Schermer may be a little confused himself. The human body could not function if it did not have defences to remove other organisms, and these defences have adapted over evolutionary time. That's not in contention here, but isn't directly relevant to vaccines working or not that I can see.

However, they have also adapted to adapt. There is a kind of natural selection of antigens. And I think that is what Schermer is talking about.

I don't know exactly how this selection process works, but if this did not occur, every new mutation of pathogens that hosts had not adapted to by genetic natural selection would (by definition) be able to overwhelm the host.

Unless you think that new variations of pathogens cannot occur, this would happen. Would anyone like to make that case? I'm not being rhetorical here.

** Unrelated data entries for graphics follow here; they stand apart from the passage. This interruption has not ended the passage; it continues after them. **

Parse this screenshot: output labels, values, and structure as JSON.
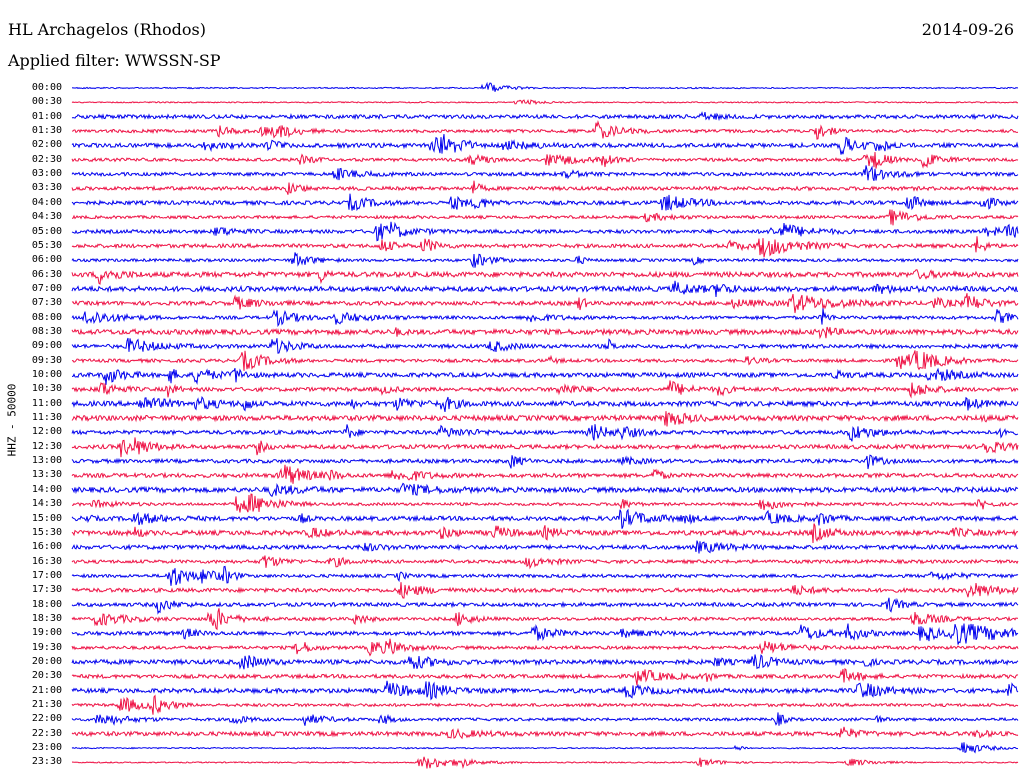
{
  "header": {
    "station": "HL Archagelos (Rhodos)",
    "date": "2014-09-26",
    "filter_label": "Applied filter:",
    "filter_value": "WWSSN-SP"
  },
  "channel_label": "HHZ - 50000",
  "colors": {
    "trace_a": "#0000ee",
    "trace_b": "#ee1144",
    "background": "#ffffff"
  },
  "chart_data": {
    "type": "line",
    "plot_style": "helicorder",
    "row_interval_minutes": 30,
    "rows": [
      "00:00",
      "00:30",
      "01:00",
      "01:30",
      "02:00",
      "02:30",
      "03:00",
      "03:30",
      "04:00",
      "04:30",
      "05:00",
      "05:30",
      "06:00",
      "06:30",
      "07:00",
      "07:30",
      "08:00",
      "08:30",
      "09:00",
      "09:30",
      "10:00",
      "10:30",
      "11:00",
      "11:30",
      "12:00",
      "12:30",
      "13:00",
      "13:30",
      "14:00",
      "14:30",
      "15:00",
      "15:30",
      "16:00",
      "16:30",
      "17:00",
      "17:30",
      "18:00",
      "18:30",
      "19:00",
      "19:30",
      "20:00",
      "20:30",
      "21:00",
      "21:30",
      "22:00",
      "22:30",
      "23:00",
      "23:30"
    ],
    "row_colors": [
      "trace_a",
      "trace_b"
    ]
  }
}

That perfectly healthy hosts are on occasion overwhelmed strongly suggests to me that an organism against which there is no defence and which has not been selected to constrain itself will reproduce without limit, e.g. anthrax or necrotising fasciitis.

"I adapt and evolve to some situational stressors so I can perform better or simply deal with the stressor, does that make me an example of the validity of the theory of evolution?"
That depends on what you mean by "I". Natural selection is not constrained to DNA and its phenotypes.